Evidence for Senescent Cells to Contribute to Osteoarthritis

One way to demonstrate that senescent cells, whose numbers grow with age, do in fact contribute meaningfully to age-related disease despite making up only a small proportion of tissues, is to add more of them to an animal model via a cell transplant and then see what happens. Researchers here take that approach to show that senescent cells are one of the contributing causes of osteoarthritis. Various studies place the proportion of senescent cells in different tissues in older individuals of different species in a large range from 1% to as much as 20%, with lower numbers being more common. These cells secrete a mix of signals that cause inflammation and changes in the operation of surrounding cells and the structure of the nearby extracellular matrix. At present a couple of startup companies are working on the clinical development of means to clear senescent cells from the body, one of the first forms of rejuvenation therapy to reverse a root cause of aging, so we'll be seeing more of this sort of research in the next few years.

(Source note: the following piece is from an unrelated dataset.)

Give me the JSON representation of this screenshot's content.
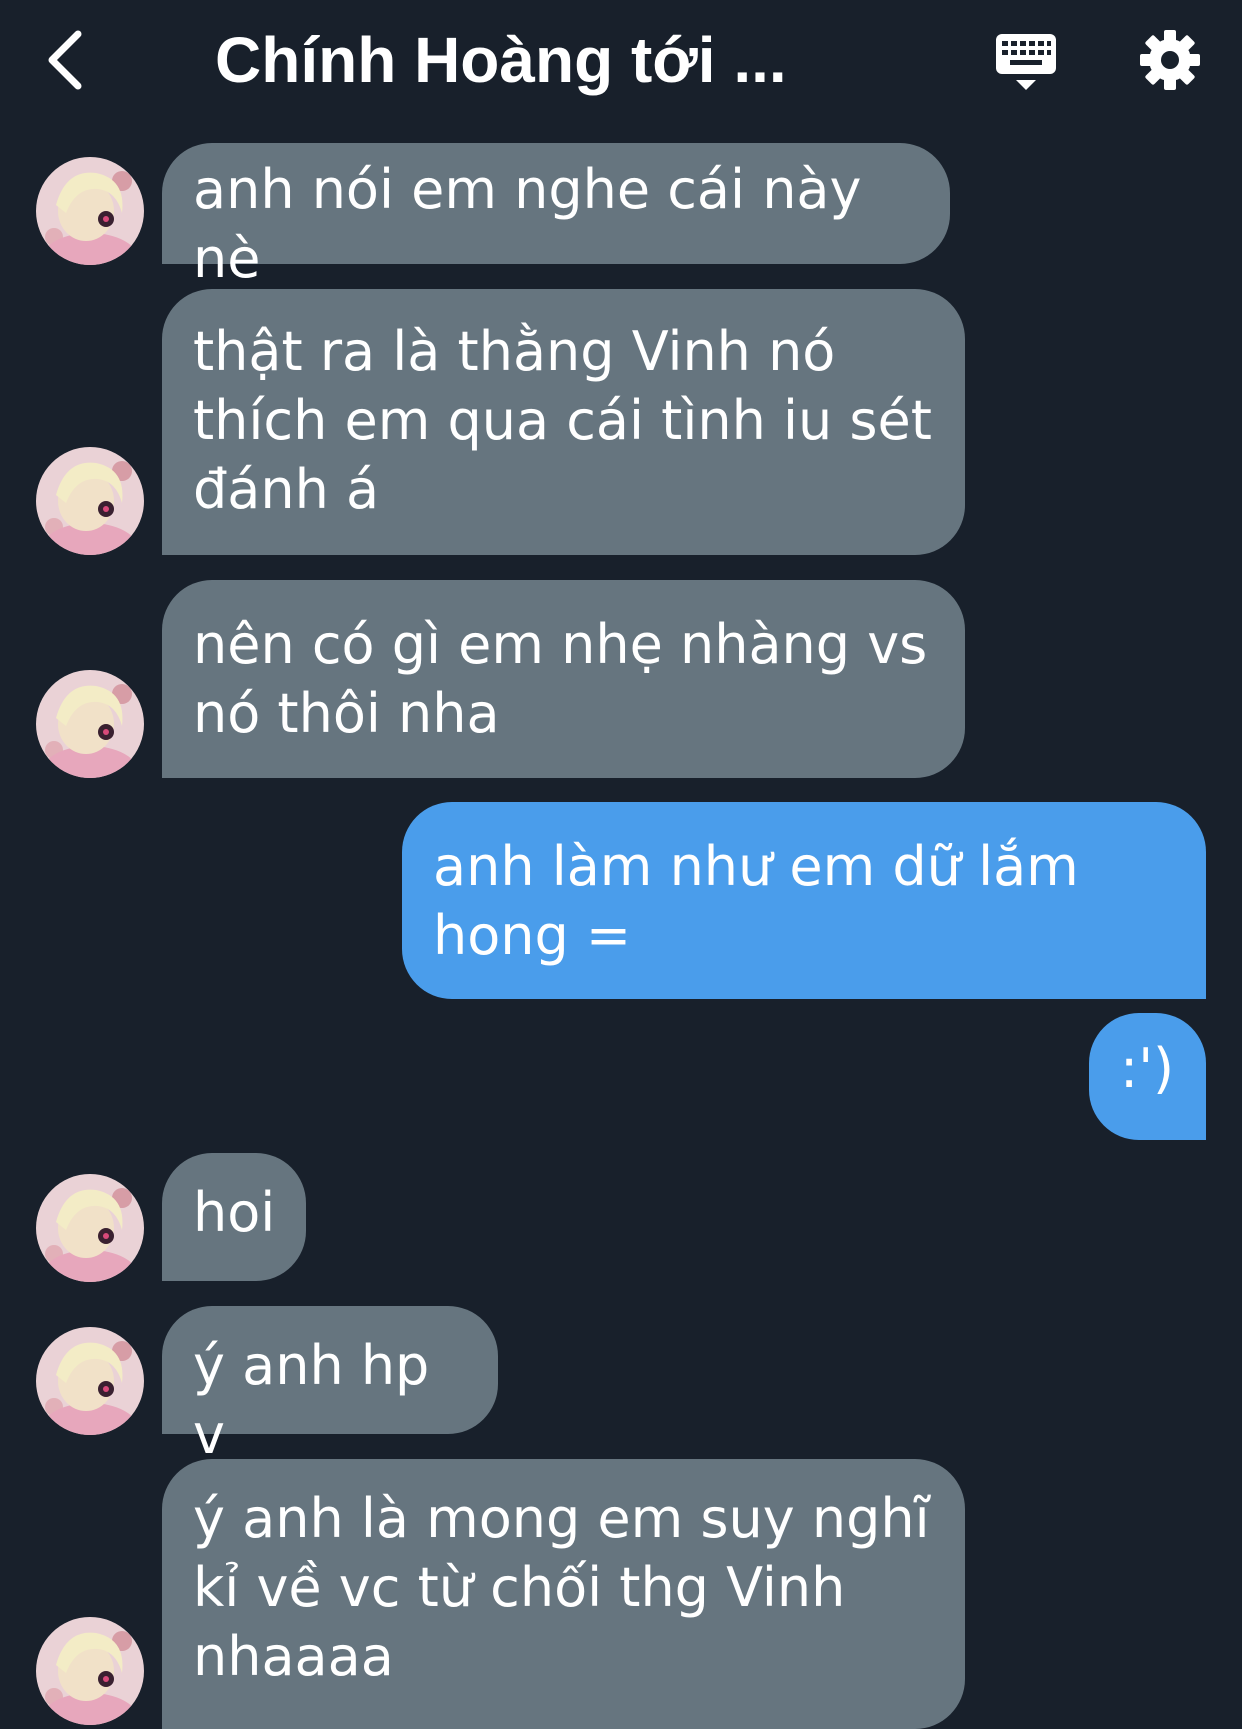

Researchers have reported a causal link between senescent cells - cells that accumulate with age and contribute to frailty and disease - and osteoarthritis in mice. "Osteoarthritis has previously been associated with the accumulation of senescent cells in or near the joints, however, this is the first time there has been evidence of a causal link. Additionally, we have developed a new senescent cell transplantation model that allows us to test whether clearing senescent cells alleviates or delays osteoarthritis."

Using the new model, researchers injected small numbers of senescent and non-senescent cells from ear cartilage into the knee joint area of mice. After tracking the injected cells in the mice for more than 10 days using bioluminescence and fluorodeoxyglucose (FDG)-positron emission tomography (PET) imaging, they found that the injection of the senescent cells into the knee region caused leg pain, impaired mobility and characteristics of osteoarthritis, including damage to surrounding cartilage, X-ray changes, increased pain and impaired function. "We believe that targeting senescent cells could be a promising way to prevent or alleviate age-related osteoarthritis. While there is more work to be done, these findings are a critical step toward that goal."

Link: http://newsnetwork.mayoclinic.org/discussion/mayo-clinic-researchers-link-senescent-cells-to-most-common-form-of-arthritis/


Surprised there isn't more comment...this is a very encouraging study that helps confirm that we are on the right track - or at least "a" right track. I wonder what the "blast radius of damage" is? By this I mean, how many adjacent cells are negatively influenced by one or more senescent cells? If 5% of the body's cells are senescent, and the negative influence is a cube function, then the radius does not have to extend very far until the majority of cells in the body are "touched" by a cell that trashes the neighborhood. thoughts anyone?

Posted by: David Gobel at August 12th, 2016 2:42 PM

@David Gobel: I'd perhaps naively expect the range of damage for a single senescent cell to be very local for extracellular matrix damage, and whole-body for inflammatory signaling. I have no real intuition based on my reading of the field as to what the actual answer is, other than it probably does vary widely by component of SASP.

Posted by: Reason at August 12th, 2016 5:41 PM

Given that theories on Alzheimers seem to be trending back towards inflammation (given the continuing difficulties with Amyloid Beta and Tau treatments) I've got to wonder if senescent cells don't contribute to this disease in some way?